About the Competition

The Competition

The annual Wildlife Photographer of the Year Competition brings together the finest nature pictures taken internationally and, by showcasing these outstanding images, celebrates the beauty, wonder, and importance of the natural world. The Competition is organized by BBC Wildlife Magazine and The Natural History Museum, London.


When the competition began in 1964 it had only three categories: Mammals, Birds, and Other Animals. The 500 entries received in that first year pale in comparison to the 18,000 regularly received in recent years. Those early entries were mainly record photographs, documentary in style, whereas today a clear shift in emphasis has occurred with wildlife photographers looking at the natural world with far more artistic eyes.

This shift has, in part, been credited to the competition, which dramatically extended its scope in 1981, when BBC Wildlife Magazine decided not only to find new photographers but also to raise the status of wildlife photography. Aesthetics were added to the main judging criteria, and an emphasis was placed on photographs taken under wild and free conditions. The range of categories was also extended and the competition opened up to young people, aged 17 or under, to inspire a new generation of photographers. However, the public profile of the competition remained low. In 1984, the partnership between The Natural History Museum and BBC Wildlife Magazine was formed and the competition began to capture the public's imagination. With a high-profile exhibition at the museum, thousands of people were now able to see the photographs in their full glory. The partnership also led to the development of a full gala awards ceremony, with category winners flown in from around the world. For the first time, the world's best wildlife photographers were provided with a grand stage on which to showcase and celebrate their achievements.

As the brand grew, international interest and participation continued to increase and the competition matured from its largely UK-focused origins to its current status as the largest and most prestigious competition of its kind in the world. The competition is now an eagerly anticipated event for hundreds of thousands of people around the world. The competition Web site showing the winning entries received over four million hits from 64 countries in the first month following the awards announcement in 2001. The exhibition now tours the world and has visited more than 38 countries, including the USA, Brazil, Spain, Australia, UAE, China, and Morocco, and is a regular event in many museums, galleries, zoos, science centers, and other venues across the globe.
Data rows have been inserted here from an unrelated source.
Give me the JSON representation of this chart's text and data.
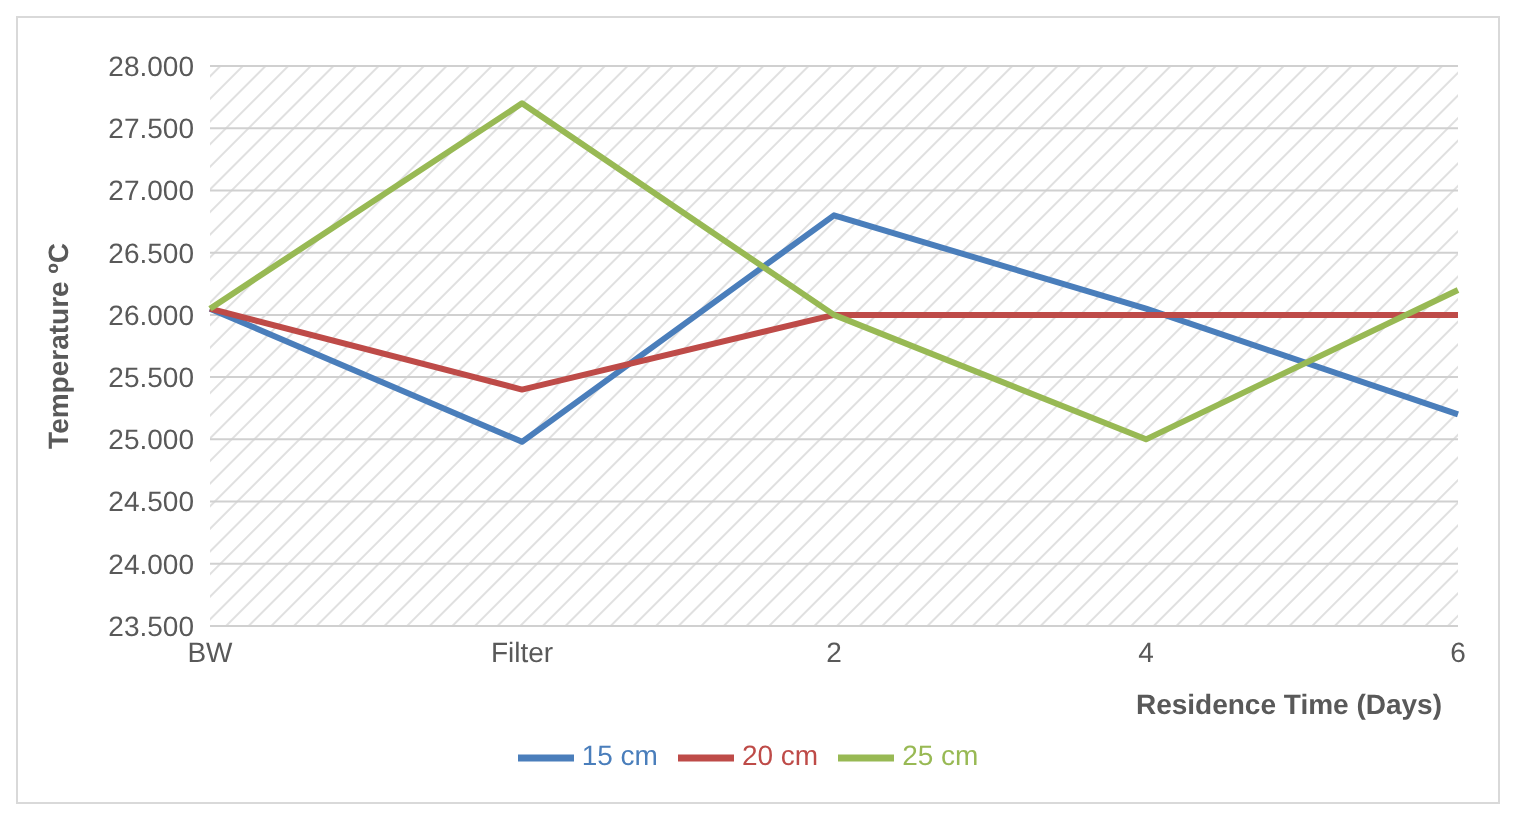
{
  "chart_data": {
    "type": "line",
    "xlabel": "Residence Time (Days)",
    "ylabel": "Temperature ºC",
    "categories": [
      "BW",
      "Filter",
      "2",
      "4",
      "6"
    ],
    "series": [
      {
        "name": "15 cm",
        "color": "#4a7ebb",
        "values": [
          26.05,
          24.98,
          26.8,
          26.05,
          25.2
        ]
      },
      {
        "name": "20 cm",
        "color": "#be4b48",
        "values": [
          26.05,
          25.4,
          26.0,
          26.0,
          26.0
        ]
      },
      {
        "name": "25 cm",
        "color": "#98b954",
        "values": [
          26.05,
          27.7,
          26.0,
          25.0,
          26.2
        ]
      }
    ],
    "ylim": [
      23.5,
      28
    ],
    "yticks": [
      {
        "value": 23.5,
        "label": "23.500"
      },
      {
        "value": 24,
        "label": "24.000"
      },
      {
        "value": 24.5,
        "label": "24.500"
      },
      {
        "value": 25,
        "label": "25.000"
      },
      {
        "value": 25.5,
        "label": "25.500"
      },
      {
        "value": 26,
        "label": "26.000"
      },
      {
        "value": 26.5,
        "label": "26.500"
      },
      {
        "value": 27,
        "label": "27.000"
      },
      {
        "value": 27.5,
        "label": "27.500"
      },
      {
        "value": 28,
        "label": "28.000"
      }
    ],
    "grid": "y",
    "legend": "bottom",
    "marker": "none",
    "line_style": "solid"
  }
}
With each passing year the standard of photography continues to rise, and audiences both old and new are captivated by this spectacular celebration of the world's best wildlife photography. Across arid deserts, over soaring mountains, through dense tropical forests, and out into the open oceans, these images are not just pictorial ambassadors for our natural world but also show the artistic perfection, technical expertise, and natural beauty captured in a moment of brilliance by the photographers. The competition simply celebrates that brilliance and shows it to the world.